The actor Helen Mirren has lamented that Nirvana frontman Kurt Cobain did not live long enough to be able to experience the excitement of tracking his location on his phone.

Speaking to the Evening Standard proprietor Evgeny Lebedev on his Brave New World podcast, Mirren, 79, said she considered herself lucky to have lived long enough to witness dramatic technological advances.

“I always say it’s so sad that Kurt Cobain died when he did,” she said, “because he never saw GPS, as it’s the most wonderful thing to watch my little blue spot walking down the street. I just find it completely magical and unbelievable.”

The actor has frequently referenced Cobain in the past when discussing the interface of technology and ageing. In 2014, she told Oprah Winfrey, “Look at Kurt Cobain – he hardly even saw a computer! The digital stuff that’s going on is so exciting. I’m just so curious about what happens next.”

Analogue … Helen Mirren as Golda Meir. Photograph: Photo Credit: Sean Gleason/AP

The following year, she told Cosmopolitan, “I was thinking about Kurt Cobain the other day and he died without knowing the internet, and I’m totally blown away by that.”

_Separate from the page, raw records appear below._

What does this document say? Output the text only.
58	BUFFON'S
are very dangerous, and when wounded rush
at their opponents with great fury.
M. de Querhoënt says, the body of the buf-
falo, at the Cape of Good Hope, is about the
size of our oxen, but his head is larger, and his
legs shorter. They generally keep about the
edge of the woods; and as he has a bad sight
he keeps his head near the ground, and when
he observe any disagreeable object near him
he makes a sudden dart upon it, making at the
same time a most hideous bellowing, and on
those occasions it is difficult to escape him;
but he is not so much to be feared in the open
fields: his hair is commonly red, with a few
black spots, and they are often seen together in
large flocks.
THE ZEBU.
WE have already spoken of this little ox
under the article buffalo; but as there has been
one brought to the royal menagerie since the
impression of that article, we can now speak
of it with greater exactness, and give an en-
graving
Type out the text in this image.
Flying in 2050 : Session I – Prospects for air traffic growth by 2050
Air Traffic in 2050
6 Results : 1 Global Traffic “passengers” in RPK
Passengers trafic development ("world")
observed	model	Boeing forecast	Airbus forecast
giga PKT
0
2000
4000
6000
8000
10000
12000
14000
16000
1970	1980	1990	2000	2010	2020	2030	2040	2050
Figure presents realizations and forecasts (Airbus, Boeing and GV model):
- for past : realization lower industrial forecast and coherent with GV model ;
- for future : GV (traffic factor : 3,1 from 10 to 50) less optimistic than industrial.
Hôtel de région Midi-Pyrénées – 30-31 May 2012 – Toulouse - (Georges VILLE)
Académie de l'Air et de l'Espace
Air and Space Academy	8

And, in 2016, she told the Daily Mail, “If I’d died at 27, the age that Kurt Cobain died in 1994, I’d never have even known there was an internet! Incredible things are happening all the time and I can’t wait to see what comes next.”

However, the sentiments Mirren expressed this week to Lebedev – whose podcast focuses on “longevity, neuroscience, biohacking, and psychedelics” – were less cheerful. “From this point on,” Mirren predicted, “however long humanity survives, it will be a world of technology. And I’m so grateful that I was of a generation that knew the world before technology. And you know we will die out eventually.”

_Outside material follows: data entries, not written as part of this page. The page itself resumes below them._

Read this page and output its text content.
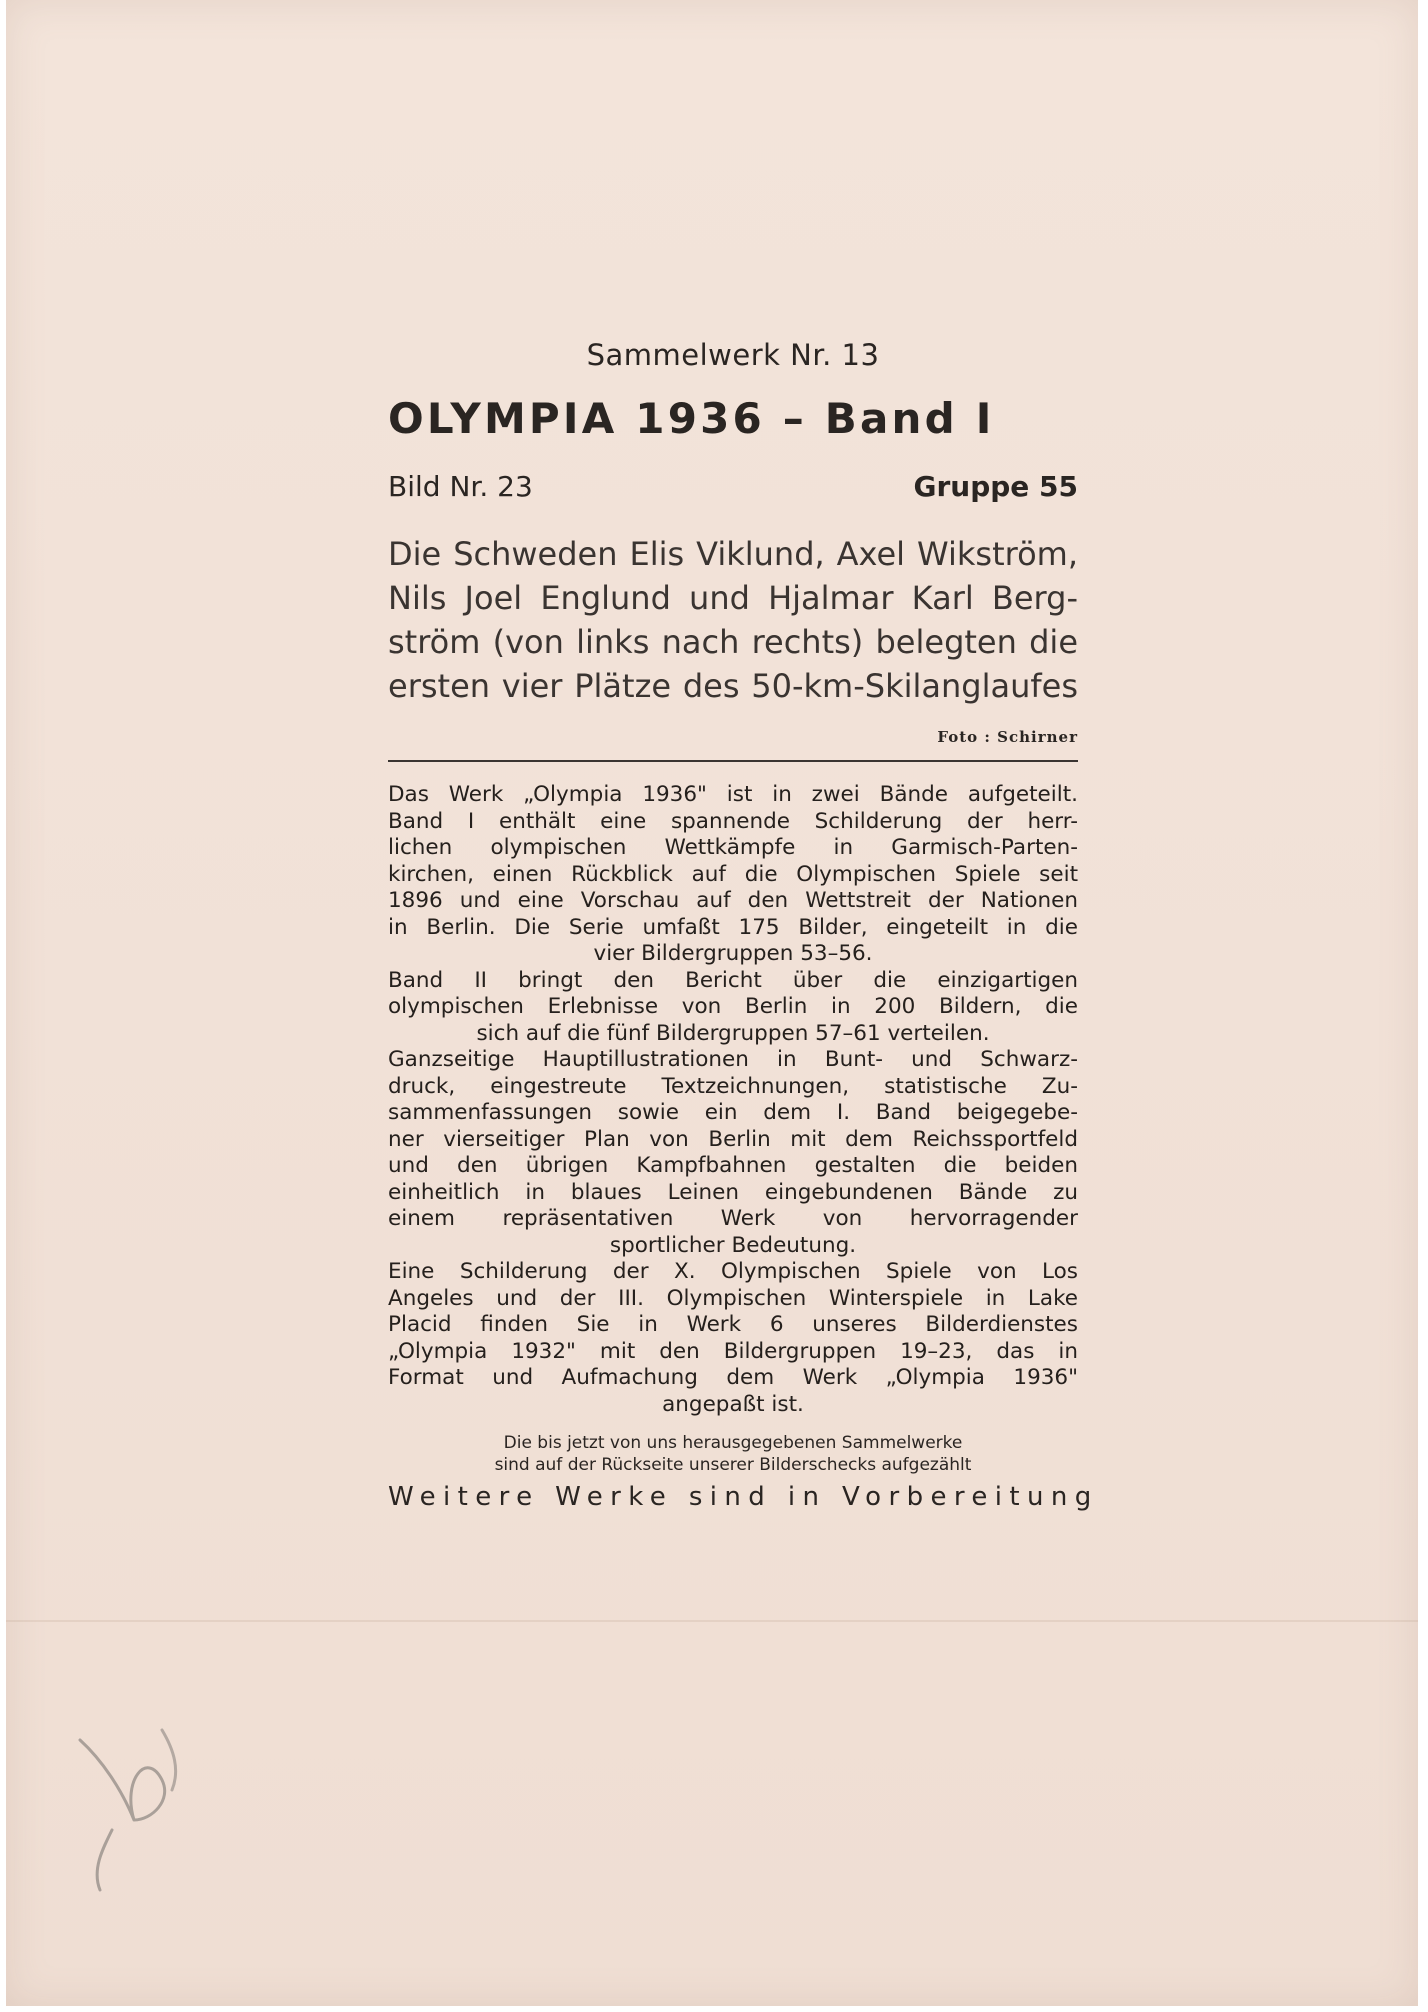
Sammelwerk Nr. 13
OLYMPIA 1936 – Band I
Bild Nr. 23	Gruppe 55
Die Schweden Elis Viklund, Axel Wikström,
Nils Joel Englund und Hjalmar Karl Berg-
ström (von links nach rechts) belegten die
ersten vier Plätze des 50-km-Skilanglaufes
Foto : Schirner
Das Werk „Olympia 1936" ist in zwei Bände aufgeteilt.
Band I enthält eine spannende Schilderung der herr-
lichen olympischen Wettkämpfe in Garmisch-Parten-
kirchen, einen Rückblick auf die Olympischen Spiele seit
1896 und eine Vorschau auf den Wettstreit der Nationen
in Berlin. Die Serie umfaßt 175 Bilder, eingeteilt in die
vier Bildergruppen 53–56.
Band II bringt den Bericht über die einzigartigen
olympischen Erlebnisse von Berlin in 200 Bildern, die
sich auf die fünf Bildergruppen 57–61 verteilen.
Ganzseitige Hauptillustrationen in Bunt- und Schwarz-
druck, eingestreute Textzeichnungen, statistische Zu-
sammenfassungen sowie ein dem I. Band beigegebe-
ner vierseitiger Plan von Berlin mit dem Reichssportfeld
und den übrigen Kampfbahnen gestalten die beiden
einheitlich in blaues Leinen eingebundenen Bände zu
einem repräsentativen Werk von hervorragender
sportlicher Bedeutung.
Eine Schilderung der X. Olympischen Spiele von Los
Angeles und der III. Olympischen Winterspiele in Lake
Placid finden Sie in Werk 6 unseres Bilderdienstes
„Olympia 1932" mit den Bildergruppen 19–23, das in
Format und Aufmachung dem Werk „Olympia 1936"
angepaßt ist.
Die bis jetzt von uns herausgegebenen Sammelwerke
sind auf der Rückseite unserer Bilderschecks aufgezählt
Weitere Werke sind in Vorbereitung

Nirvana perform About a Girl on Unplugged.

Ageing in the public eye, reflected Mirren, is “kind of OK” but “it’s not brilliant”. She continued: “But it wasn’t that brilliant to be 25 either. So it’s not a question of seeking youth at all. It’s a question of living the life you have as fully and positively and enjoyably and confusingly and everything that it was when you were younger. It’s just called life.”

A year before Cobain died, Nirvana recorded their Unplugged in New York set for MTV, which further popularised the band beyond their core grunge fanbase. A now-iconic photo from the early 1990s shows Cobain grinning broadly while talking on a brick-like mobile phone, suggesting he might well have been enthusiastic about Google Maps.